Since it's only possible to have one clustered index, why is this
almost always used for the primary key, when by definition a primary
key will always return 1 record?

Isn't it generally better to specify a non-clustered index for the
primary key, and reserve the clustered index for a column which will
most likely be used for queries that return multi-row data sets (e.g.
date columns)?

This is an old discussion, and often goes along with "why is the
primary key by default clustered"?

Well, to give my opinion on the last question: I think it is better
if a table has a clustered index than it does not, so if the only
index you have on the table, it should be clustered. And if you only
have one index on the table, in many cases that will be the PK constraint.

As for clustering PKs at all, Dan gave the example that I immediately came
to think of. In the Orders table, OrderID is probably not the best column
to cluster on.

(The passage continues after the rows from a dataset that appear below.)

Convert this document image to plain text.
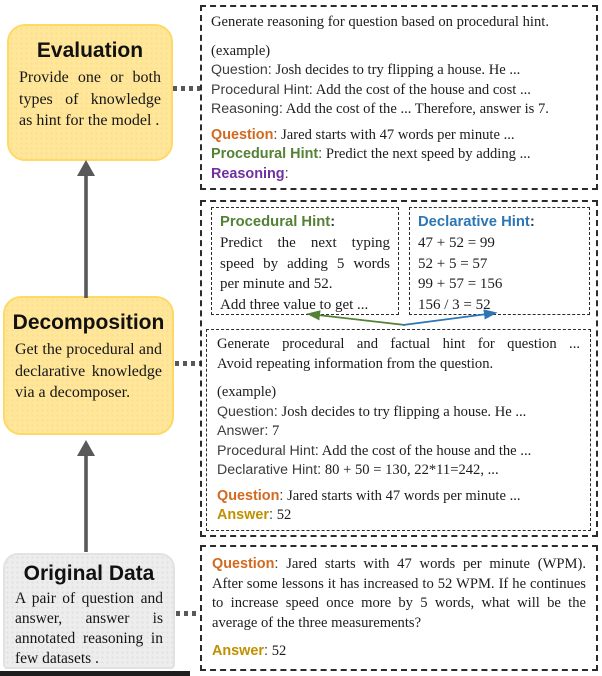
Evaluation
Provide one or both types of knowledge as hint for the model .
Decomposition
Get the procedural and declarative knowledge via a decomposer.
Original Data
A pair of question and answer, answer is annotated reasoning in few datasets .
Generate reasoning for question based on procedural hint.
(example)
Question: Josh decides to try flipping a house. He ...
Procedural Hint: Add the cost of the house and cost ...
Reasoning: Add the cost of the ... Therefore, answer is 7.
Question: Jared starts with 47 words per minute ...
Procedural Hint: Predict the next speed by adding ...
Reasoning:
Procedural Hint:
Predict the next typing speed by adding 5 words per minute and 52.
Add three value to get ...
Declarative Hint:
47 + 52 = 99
52 + 5 = 57
99 + 57 = 156
156 / 3 = 52
Generate procedural and factual hint for question ...
Avoid repeating information from the question.
(example)
Question: Josh decides to try flipping a house. He ...
Answer: 7
Procedural Hint: Add the cost of the house and the ...
Declarative Hint: 80 + 50 = 130, 22*11=242, ...
Question: Jared starts with 47 words per minute ...
Answer: 52
Question: Jared starts with 47 words per minute (WPM). After some lessons it has increased to 52 WPM. If he continues to increase speed once more by 5 words, what will be the average of the three measurements?
Answer: 52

Depending on your business, CustomerID or OrderDate are
better choices. But in OrderDetails, what on Earth would you cluster on,
if not the PK?

And this is the failure of people who question why it is good to cluster
the primary key: they forgot that many tables have multiple-column keys,
and range queries on such tables often relates to the top-most columns
in this index.

Daniel Morgan's observation that these tables are not as common they should
be, because some people stick in an artificial identity PK in all their
tables is of course relevant. And that is true, if you live by that design
pattern, *then* you rarely have reason to cluster your PK. Then you should
cluster what should have been your primary key.

--
Erland Sommarskog, SQL Server MVP, so****@algonet.se

Books Online for SQL Server SP3 at
http://www.microsoft.com/sql/techinf...2000/books.asp

Jul 20 '05 #11

Erland Sommarskog

Steve Jorgensen (no****@nospam.nospam) writes:

The main reason I've found for clustering the primary key is that
clustering anything else will mess up front-end libraries including DAO
and ADO, and sometimes clustering the primary key seems to at least keep
records together that were entered close together in time, and those
happen to be the ones close tegether by date which reduces the number of
pages hit in date range queries.
But in such case you need a clustered index on the date. If you have a
non-clustered index on date, there will be one bookmark lookup for each
row. Sure, since they all go the same pages, most lookups will be to
cache, but it's still significantly less effecient than a clustered index
seek.
Personally, I almost always have something I'd rather cluster than the
primary key, but with DAO and ADO both assuming the clustered index is
the primary key even when something else actually is, it's just not
workable. Either the clustered index is unique and much larger than the
PK leading to unnecessary network traffic, or the clustered index is not
unique, and the front-end becomes confused that there seems to be more
than one record with the same key.

Huh? I don't know DAO, but that ADO should care about the physical
implementation is news to me. Care to elaborate this? Maybe a repro?

--
Erland Sommarskog, SQL Server MVP, so****@algonet.se

Books Online for SQL Server SP3 at
http://www.microsoft.com/sql/techinf...2000/books.asp

Jul 20 '05 #12

Philip Yale

Daniel Morgan <da******@x.washington.edu> wrote in message news:<1078622124.796146@yasure>...

Philip Yale wrote:
My contention, though, is that this is often the
exception rather than the rule, contrary to the *default* action taken
when defining a primary key constraint or using a database design
package, both of which tend to assume that all primary keys will be
clustered.

It wouldn't be if more people paid attention to relational database
theory and Joe Celko rather than have a knee-jerk reaction that every
table needs a surrogate key.

I agree with you to a point. I hope I didn't create the impression
that I was having a "knee-jerk" reaction, and I do take serious issue
with the instruction in almost all SQLServer manuals that "every table
should have a primary key". I wasn't actually referring to surrogate
keys, but to real keys, and I'm sure you'll agree that they are valid
in very many cases due to the way that the SQLServer optimizer (and
Sybase, and I would guess Oracle, too, although I'm no Oracle expert)
is designed and built. All I was questioning was the automatic
tendency to make primary keys (even valid ones) clustered when they
would very often be just as well-served by a NC index, so leaving the
clustered index free for a more suitable key.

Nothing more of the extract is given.